‘Employees can be your weakest link when it comes to cyber security’, says head of cyber proposition

A lack of education in cyber security has left employees making mistakes that could cause significant harm to their business, new research from QBE has revealed.

In a statement released yesterday (16 October 2023), the insurer revealed that 31% of employees had made errors that could impact the cyber security of their workplace.

These ranged from falling victim to a phishing scam (5%), accidentally clicking a link or downloading something that resulted in malware being added to a work device (7%), losing or having a work device stolen (6% and 7%) to sharing passwords with colleagues (13%).

QBE obtained the figures from a survey of 2,000 UK workers, which was carried out in partnership with research company Opinium.

After QBE published the results, its head of cyber proposition for Europe Erica Kofie warned c-suites that “employees can be your weakest link when it comes to cyber security”.

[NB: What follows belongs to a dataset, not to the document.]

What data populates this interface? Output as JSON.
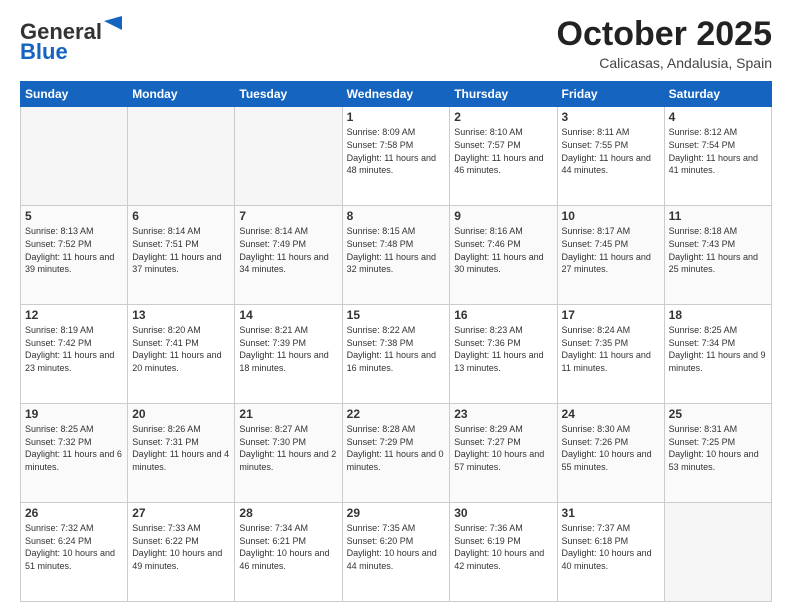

However, the insurer’s survey also suggested that more needed to be done to educate employees on the risks and necessary steps to alleviate them.

Right tools

For example, it found that employee mistakes were being made as less than half said their workplace had the right tools to mitigate potential cyber risks.



Just 29% said their firm ran phishing and cyber scam simulation exercises, while only 43% said they had multifactor authentication (MFA) to log on to work devices.

Meanwhile, only 46% of firms were running cyber security training for employees, the figures showed.

And with artificial intelligence (AI) is on the rise, the data found that the majority of those surveyed (56%) said they believe AI will actually increase cyber risk rather than reduce it (12%).

QBE said the data showed that companies should be looking into how they can educate employees to be more aware of risks.

And Kofie warned that it was “crucial for businesses to take stock of their cyber security, not only to address any gaps that might let criminals in, but also to ensure they can access full levels of insurance”.

”It is important to have an education programme in place to remind them about the risks, how to spot suspicious activity and what to do and not do,” Kofie added.

”Sporadic phishing simulations are also recommended to highlight areas of your workforce you might need to spend more time educating about the risks.”